上海で開催された「CES ASIA」レポート第2弾は、独自の進化で世界の先端を行く中国のテクノロジー事情を筆者が出席したセッションから紹介します。
「CES ASIA」では、モビリティに最も力が入っているようで、HyundaiとAudiの2社が基調講演を行っていました。本レポートではAudiの基調講演を中心に、ドローンや5Gのカンファレンスでの発信について触れたいと思います。

モビリティ体験の未来について語ったAudi

AudiはAudi China Presidentの Thomas Owsianski氏が登壇し、将来のモビリティ体験に関わるテクノロジーとして「Audi CONNECT」、「V2X」、「Holoride」、「Audi AI:ME」の4つが紹介されました。「Audi CONNECT」は次世代のSaaS型のオンラインアプリとデバイスのプラットフォームで、オープンなプラットフォームだそうです。

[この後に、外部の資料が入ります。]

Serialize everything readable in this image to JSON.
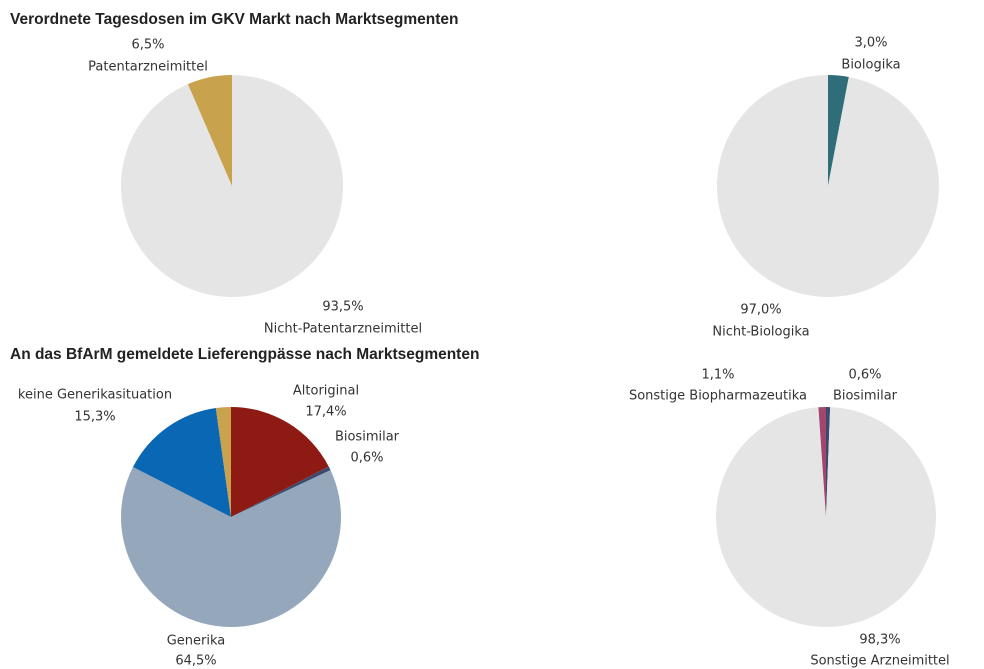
{
  "chart_data": [
    {
      "type": "pie",
      "title": "Verordnete Tagesdosen im GKV Markt nach Marktsegmenten",
      "categories": [
        "Nicht-Patentarzneimittel",
        "Patentarzneimittel"
      ],
      "values": [
        93.5,
        6.5
      ],
      "value_labels": [
        "93,5%",
        "6,5%"
      ],
      "colors": [
        "#e5e5e5",
        "#c9a24e"
      ]
    },
    {
      "type": "pie",
      "categories": [
        "Biologika",
        "Nicht-Biologika"
      ],
      "values": [
        3.0,
        97.0
      ],
      "value_labels": [
        "3,0%",
        "97,0%"
      ],
      "colors": [
        "#2f6e78",
        "#e5e5e5"
      ]
    },
    {
      "type": "pie",
      "title": "An das BfArM gemeldete Lieferengpässe nach Marktsegmenten",
      "categories": [
        "Altoriginal",
        "Biosimilar",
        "Generika",
        "keine Generikasituation",
        null
      ],
      "values": [
        17.4,
        0.6,
        64.5,
        15.3,
        2.2
      ],
      "value_labels": [
        "17,4%",
        "0,6%",
        "64,5%",
        "15,3%",
        null
      ],
      "colors": [
        "#8e1a14",
        "#3b4a6e",
        "#94a7bb",
        "#0a67b3",
        "#c9a24e"
      ]
    },
    {
      "type": "pie",
      "categories": [
        "Biosimilar",
        "Sonstige Arzneimittel",
        "Sonstige Biopharmazeutika"
      ],
      "values": [
        0.6,
        98.3,
        1.1
      ],
      "value_labels": [
        "0,6%",
        "98,3%",
        "1,1%"
      ],
      "colors": [
        "#3b4a6e",
        "#e5e5e5",
        "#a3466e"
      ]
    }
  ]
}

このプラットフォームの機能のひとつとして、ドライバーがガソリン代をオンラインで支払う機能が紹介されていました。

次にV2X(Vehicle-to-Everything)について、Audi ChinaHead V2X Connectivity のMax Yin氏が登壇し、V2Xが、信号機の情報システムと連携し、交通の流れと安全性向上に大きく寄与することを説明していました。さらに、様々なインターネット上の個人情報(行動情報)と連携し、ドライバーの運転計画に必要な情報を与え、音声対話によって、最適なドライブや周辺情報を選択できる世界観も提示しました。筆者の印象では、自動車のダッシュボードが、様々な情報とリンクしたGoogle Calendarと、その情報をもとにした行動のレコメンデーション的な機能を備えた世界観の提示のように感じました。

「Holoride」のプレゼンテーションでは、f HolorideのCEOのNils Wollny氏が登壇。「Holoride」は、運転をしていない同乗者に新しい体験を提供するものであるとの説明がありました。具体的にはリアルタイムに得られる走行データとXRを一体化させることで、乗車体験を超没入型のエンタテインメント体験へ変えるものだといいます。イメージビデオでは、後部座席でVR装置を装着した女性が、自動車の走行情報(加速や停止、移動)に対応して表現されるVRコンテンツ(映像やゲーム)を楽しむ様子を紹介していました。

4つ目の「AI-ME」についてプレゼンテーションをしたのは、Audi China Designer のWu Yunzhou氏。ここではAudiが考える自動運転時代の新しい車内空間の体験について紹介されました。具体的には、自動運転モード時にハンドルが収納されるダッシュボードのコンセプトデザイン、アイトラッキング装置を活用したインターフェース、ノイズキャンセリング機能を搭載した音声システム、車内の空気清浄機、美しい液晶を張り巡らせたダッシュボードなど。これらによって快適な空間を提供できるとの説明がありました。

Audi China Predident のThomas Owsianski氏。

Audiが考える新しいドライブ体験を可能にする4つのテクノロジーを紹介。

乗車体験を変えるIoTとAIとXRの融合を唱えるHoloride CEOのNils Wollny氏。